La résilience de Patrick Barbier, patron de Spirit Racing of Léman

Résilience. Voici un mot très à la mode. Mais à travers l’histoire que nous allons vous raconter, vous allez vous rendre compte que ce terme n’est pas galvaudé ici. Patrick Barbier est à la tête de Racing Spirit of Léman depuis sa création. Pour la première fois de son existence, l’équipe dispute le WEC et a fait ses premières 24 Heures du Mans. Mais ce qu’il faut savoir, c’est qu’il a connu Le Mans avec une autre équipe, COOL Racing en 2020. Cependant cette première aventure ne s’est pas bien finie, mais il a su rebondir pour être présent au même endroit cinq ans plus tard.

En 2020, une Oreca 07 est engagée en WEC et donc aux 24 Heures du Mans. La n°42 est alors confiée à Antonin Borga, Alexandre Coigny et Nicolas Lapierre et finit 7e des LMP2 en juin. Mais dans la foulée, Patrick Barbier alors patron de COOL Racing apprend qu’il ne va pas pouvoir continuer avec l’équipe sous cette entité là. « En fait, c’est pas tout à fait ça » corrige-t-il. « On a pris un associé en début d’année 2020 et en fin d’année, il est parti avec le programme, les mécanos, les voitures, l’équipe technique. Ils sont presque tout partis et on a vite compris que la suite du programme serait sans nous. »

Le moral est très atteint mais pas l’homme. Pourtant, il n’y a plus de programme, plus de voiture, plus rien. « Je l’ai mal vécu pendant un mois et demi et puis, je me suis dit : « On ne va pas mourir ». Alors on a réfléchi à ce qu’il fallait faire, à ce qu’on savait faire. La priorité était de rester dans un des championnats ACO. » Très vite, le côté combattant refait surface et Patrick Barbier essaie de remonter quelque chose. « On a tout de suite essayé de mettre une voiture en Michelin Le Mans Cup, coûte que coûte. On avait plus d’auto à ce moment-là, on a appelé les gens de Ligier qui nous ont dit que ce qu’ils pourraient faire, ils le feraient pour nous. On a eu quand même beaucoup de soutien de pas mal de sous-traitants. C’est ce qui nous a permis de rebondir en grande partie. On a alors pu engager cette LMP3 en Michelin Cup. Parallèlement à ça, il nous fallait un autre programme parce qu’une voiture n’était pas assez. On est retourné vers la Midjet et c’est ce qui nous a permis de rester en vie. »

Le Mans 2020 ©️MPS Agency

Les deux programmes Midjet et LMP3 sont donc lancés et un appel va alors changer pas mal de choses. « Dès que l’annonce de la fin avec COOL Racing, on a eu un coup de fil de la part d’Aston Martin.
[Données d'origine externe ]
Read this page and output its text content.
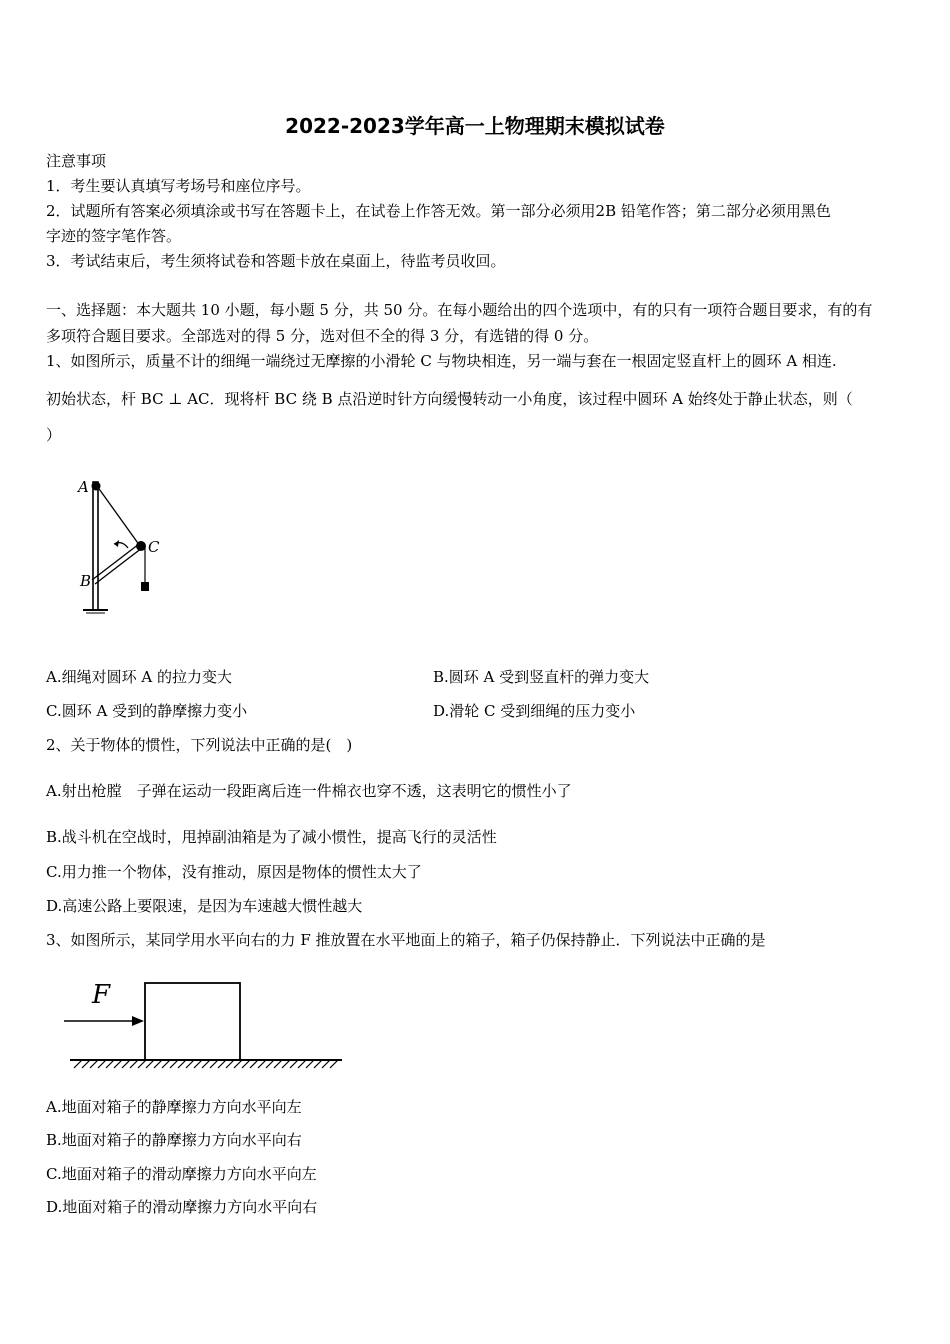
2022-2023学年高一上物理期末模拟试卷
注意事项
1．考生要认真填写考场号和座位序号。
2．试题所有答案必须填涂或书写在答题卡上，在试卷上作答无效。第一部分必须用2B 铅笔作答；第二部分必须用黑色
字迹的签字笔作答。
3．考试结束后，考生须将试卷和答题卡放在桌面上，待监考员收回。
一、选择题：本大题共 10 小题，每小题 5 分，共 50 分。在每小题给出的四个选项中，有的只有一项符合题目要求，有的有
多项符合题目要求。全部选对的得 5 分，选对但不全的得 3 分，有选错的得 0 分。
1、如图所示，质量不计的细绳一端绕过无摩擦的小滑轮 C 与物块相连，另一端与套在一根固定竖直杆上的圆环 A 相连.
初始状态，杆 BC ⊥ AC．现将杆 BC 绕 B 点沿逆时针方向缓慢转动一小角度，该过程中圆环 A 始终处于静止状态，则（
）
A
B
C
A.细绳对圆环 A 的拉力变大	B.圆环 A 受到竖直杆的弹力变大
C.圆环 A 受到的静摩擦力变小	D.滑轮 C 受到细绳的压力变小
2、关于物体的惯性，下列说法中正确的是(　)
A.射出枪膛　子弹在运动一段距离后连一件棉衣也穿不透，这表明它的惯性小了
B.战斗机在空战时，甩掉副油箱是为了减小惯性，提高飞行的灵活性
C.用力推一个物体，没有推动，原因是物体的惯性太大了
D.高速公路上要限速，是因为车速越大惯性越大
3、如图所示，某同学用水平向右的力 F 推放置在水平地面上的箱子，箱子仍保持静止．下列说法中正确的是
F
A.地面对箱子的静摩擦力方向水平向左
B.地面对箱子的静摩擦力方向水平向右
C.地面对箱子的滑动摩擦力方向水平向左
D.地面对箱子的滑动摩擦力方向水平向右
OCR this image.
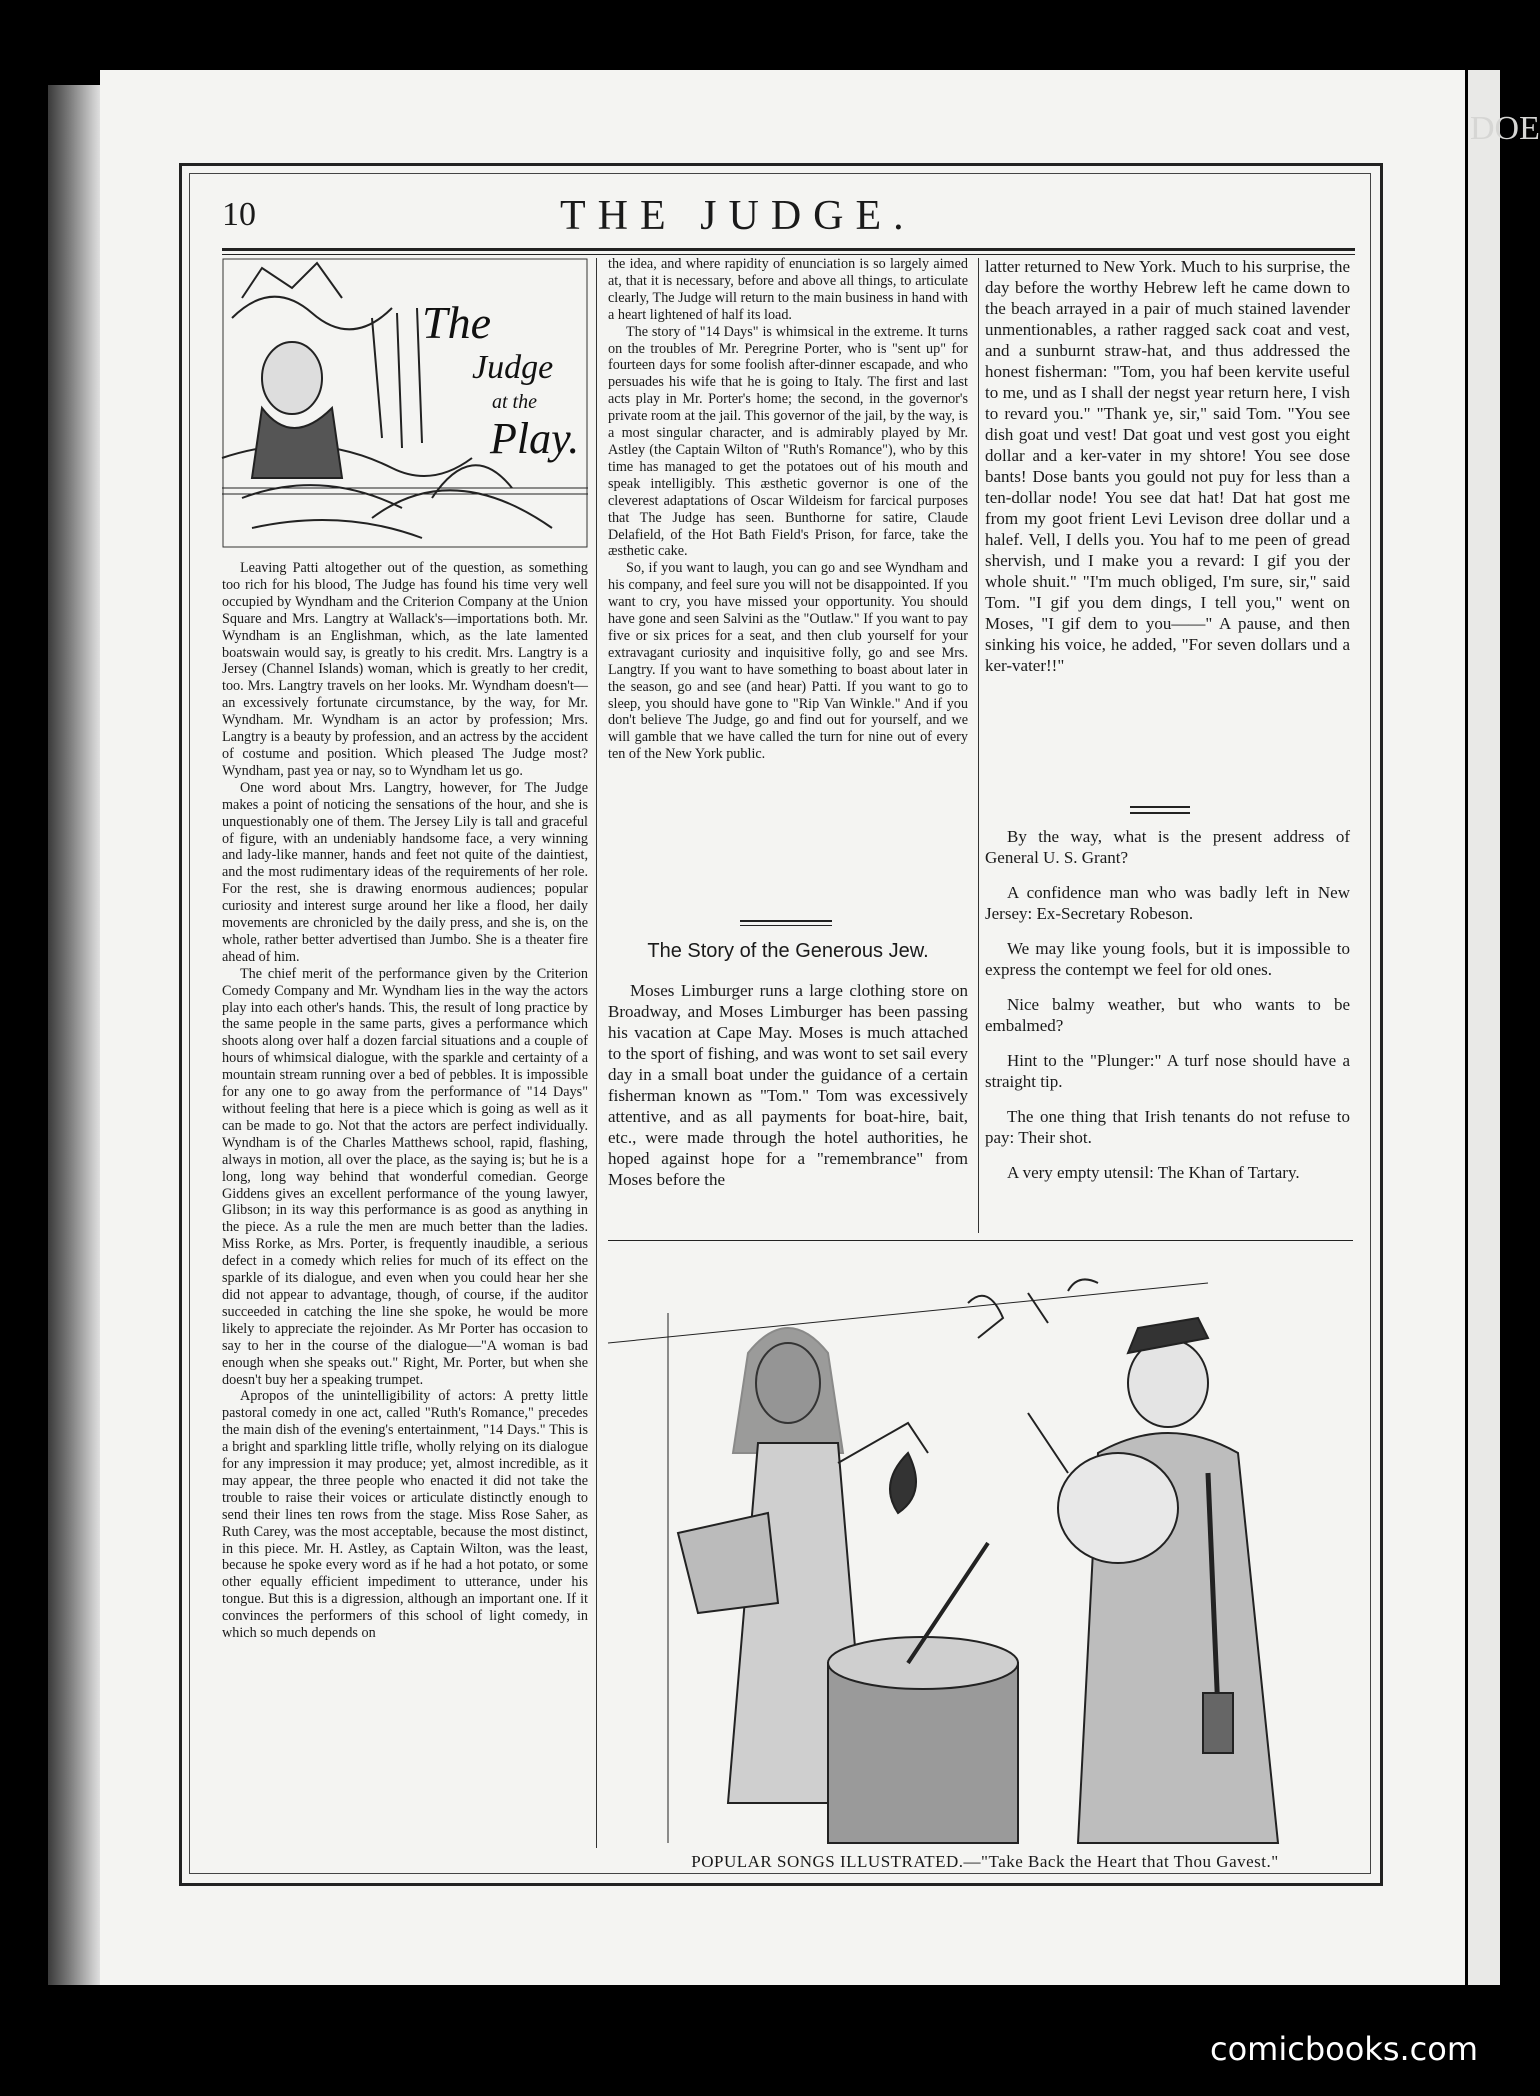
DOE
10	THE JUDGE.
The
Judge
at the
Play.

Leaving Patti altogether out of the question, as something too rich for his blood, The Judge has found his time very well occupied by Wyndham and the Criterion Company at the Union Square and Mrs. Langtry at Wallack's—importations both. Mr. Wyndham is an Englishman, which, as the late lamented boatswain would say, is greatly to his credit. Mrs. Langtry is a Jersey (Channel Islands) woman, which is greatly to her credit, too. Mrs. Langtry travels on her looks. Mr. Wyndham doesn't—an excessively fortunate circumstance, by the way, for Mr. Wyndham. Mr. Wyndham is an actor by profession; Mrs. Langtry is a beauty by profession, and an actress by the accident of costume and position. Which pleased The Judge most? Wyndham, past yea or nay, so to Wyndham let us go.

One word about Mrs. Langtry, however, for The Judge makes a point of noticing the sensations of the hour, and she is unquestionably one of them. The Jersey Lily is tall and graceful of figure, with an undeniably handsome face, a very winning and lady-like manner, hands and feet not quite of the daintiest, and the most rudimentary ideas of the requirements of her role. For the rest, she is drawing enormous audiences; popular curiosity and interest surge around her like a flood, her daily movements are chronicled by the daily press, and she is, on the whole, rather better advertised than Jumbo. She is a theater fire ahead of him.

The chief merit of the performance given by the Criterion Comedy Company and Mr. Wyndham lies in the way the actors play into each other's hands. This, the result of long practice by the same people in the same parts, gives a performance which shoots along over half a dozen farcial situations and a couple of hours of whimsical dialogue, with the sparkle and certainty of a mountain stream running over a bed of pebbles. It is impossible for any one to go away from the performance of "14 Days" without feeling that here is a piece which is going as well as it can be made to go. Not that the actors are perfect individually. Wyndham is of the Charles Matthews school, rapid, flashing, always in motion, all over the place, as the saying is; but he is a long, long way behind that wonderful comedian. George Giddens gives an excellent performance of the young lawyer, Glibson; in its way this performance is as good as anything in the piece. As a rule the men are much better than the ladies. Miss Rorke, as Mrs. Porter, is frequently inaudible, a serious defect in a comedy which relies for much of its effect on the sparkle of its dialogue, and even when you could hear her she did not appear to advantage, though, of course, if the auditor succeeded in catching the line she spoke, he would be more likely to appreciate the rejoinder. As Mr Porter has occasion to say to her in the course of the dialogue—"A woman is bad enough when she speaks out." Right, Mr. Porter, but when she doesn't buy her a speaking trumpet.

Apropos of the unintelligibility of actors: A pretty little pastoral comedy in one act, called "Ruth's Romance," precedes the main dish of the evening's entertainment, "14 Days." This is a bright and sparkling little trifle, wholly relying on its dialogue for any impression it may produce; yet, almost incredible, as it may appear, the three people who enacted it did not take the trouble to raise their voices or articulate distinctly enough to send their lines ten rows from the stage. Miss Rose Saher, as Ruth Carey, was the most acceptable, because the most distinct, in this piece. Mr. H. Astley, as Captain Wilton, was the least, because he spoke every word as if he had a hot potato, or some other equally efficient impediment to utterance, under his tongue. But this is a digression, although an important one. If it convinces the performers of this school of light comedy, in which so much depends on

the idea, and where rapidity of enunciation is so largely aimed at, that it is necessary, before and above all things, to articulate clearly, The Judge will return to the main business in hand with a heart lightened of half its load.

The story of "14 Days" is whimsical in the extreme. It turns on the troubles of Mr. Peregrine Porter, who is "sent up" for fourteen days for some foolish after-dinner escapade, and who persuades his wife that he is going to Italy. The first and last acts play in Mr. Porter's home; the second, in the governor's private room at the jail. This governor of the jail, by the way, is a most singular character, and is admirably played by Mr. Astley (the Captain Wilton of "Ruth's Romance"), who by this time has managed to get the potatoes out of his mouth and speak intelligibly. This æsthetic governor is one of the cleverest adaptations of Oscar Wildeism for farcical purposes that The Judge has seen. Bunthorne for satire, Claude Delafield, of the Hot Bath Field's Prison, for farce, take the æsthetic cake.

So, if you want to laugh, you can go and see Wyndham and his company, and feel sure you will not be disappointed. If you want to cry, you have missed your opportunity. You should have gone and seen Salvini as the "Outlaw." If you want to pay five or six prices for a seat, and then club yourself for your extravagant curiosity and inquisitive folly, go and see Mrs. Langtry. If you want to have something to boast about later in the season, go and see (and hear) Patti. If you want to go to sleep, you should have gone to "Rip Van Winkle." And if you don't believe The Judge, go and find out for yourself, and we will gamble that we have called the turn for nine out of every ten of the New York public.

The Story of the Generous Jew.

Moses Limburger runs a large clothing store on Broadway, and Moses Limburger has been passing his vacation at Cape May. Moses is much attached to the sport of fishing, and was wont to set sail every day in a small boat under the guidance of a certain fisherman known as "Tom." Tom was excessively attentive, and as all payments for boat-hire, bait, etc., were made through the hotel authorities, he hoped against hope for a "remembrance" from Moses before the

latter returned to New York. Much to his surprise, the day before the worthy Hebrew left he came down to the beach arrayed in a pair of much stained lavender unmentionables, a rather ragged sack coat and vest, and a sunburnt straw-hat, and thus addressed the honest fisherman: "Tom, you haf been kervite useful to me, und as I shall der negst year return here, I vish to revard you." "Thank ye, sir," said Tom. "You see dish goat und vest! Dat goat und vest gost you eight dollar and a ker-vater in my shtore! You see dose bants! Dose bants you gould not puy for less than a ten-dollar node! You see dat hat! Dat hat gost me from my goot frient Levi Levison dree dollar und a halef. Vell, I dells you. You haf to me peen of gread shervish, und I make you a revard: I gif you der whole shuit." "I'm much obliged, I'm sure, sir," said Tom. "I gif you dem dings, I tell you," went on Moses, "I gif dem to you——" A pause, and then sinking his voice, he added, "For seven dollars und a ker-vater!!"

By the way, what is the present address of General U. S. Grant?

A confidence man who was badly left in New Jersey: Ex-Secretary Robeson.

We may like young fools, but it is impossible to express the contempt we feel for old ones.

Nice balmy weather, but who wants to be embalmed?

Hint to the "Plunger:" A turf nose should have a straight tip.

The one thing that Irish tenants do not refuse to pay: Their shot.

A very empty utensil: The Khan of Tartary.

POPULAR SONGS ILLUSTRATED.—"Take Back the Heart that Thou Gavest."
comicbooks.com
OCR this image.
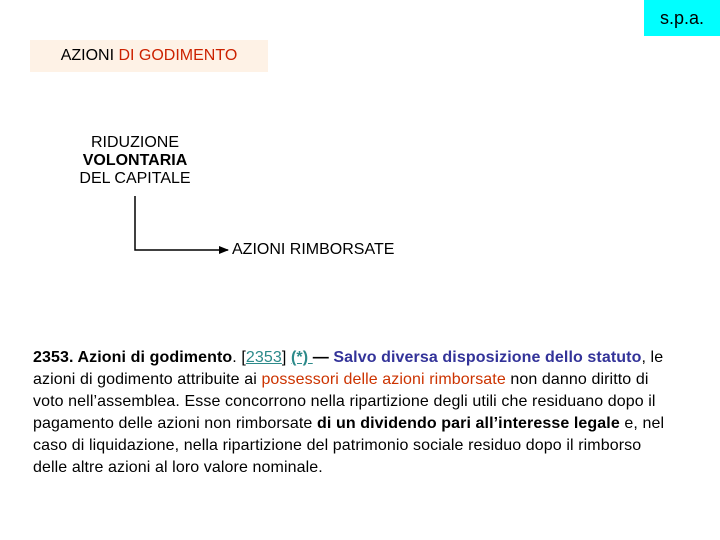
s.p.a.
AZIONI DI GODIMENTO
RIDUZIONE
VOLONTARIA
DEL CAPITALE
AZIONI RIMBORSATE
2353. Azioni di godimento. [2353] (*) — Salvo diversa disposizione dello statuto, le azioni di godimento attribuite ai possessori delle azioni rimborsate non danno diritto di voto nell’assemblea. Esse concorrono nella ripartizione degli utili che residuano dopo il pagamento delle azioni non rimborsate di un dividendo pari all’interesse legale e, nel caso di liquidazione, nella ripartizione del patrimonio sociale residuo dopo il rimborso delle altre azioni al loro valore nominale.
Il faut savoir qu’en 2017 ou 2018, ils nous avaient déjà démarchés pour faire rouler des GT4. Mais on avait décliné la proposition parce que comme on avait le programme avec COOL Racing, on avait dit qu’on n’arriverait pas à faire les deux choses bien. Ben Bourdaire (responsable de la compétition client chez Aston Martin Racing) nous a donc appelés pour proposer de monter un programme. On s’est rencontrés, on a discuté, mais on n’était pas prêts en 2021 à faire rouler des GT4, on a donc plus misé sur 2022.

Tout se passe pour le mieux avec les Vantage GT4, mais dans la tête de Patrick Barbier, les 24 Heures du Mans trottent toujours. « Avec Aston, il y a eu une bonne relation et puis en faisant le point, en apprenant à travailler avec eux, on s’est demandé quel constructeur pourrait nous emmener au Mans. On a fait le point, on a regardé toutes les marques, tous les teams qui étaient avec chaque constructeur et quelque part ils étaient les seuls où il y avait le moins de teams raccrochés à eux. On a joué le jeu, eux aussi, on a pris des risques, mais je dirais que comme dans toute société, il faut en prendre. Je dirais qu’aujourd’hui, on a bien fait ! »

ELMS 2024 ©️MPS Agency

Les échelons sont grimpés les uns après les autres : la Michelin le Mans Cup en GT3 et LMP3, ELMS (avec les mêmes catégories) mais la structure française commence à lorgner sur le WEC. « Cela a été une question d’opportunités. C’est vrai qu’on a fait la Michelin Le Mans Cup que l’on a gagné. On est allé en ELMS, on fait le podium final, troisième en 2024 (à dix points du champion). » Et une opportunité rêvée se présente : « D’Station Racing a décidé d’arrêter le WEC. On a saisi cette chance, monté le programme, on s’est inscrit en WEC et on y est arrivé. S’ils n’étaient jamais partis, on serait toujours en ELMS. »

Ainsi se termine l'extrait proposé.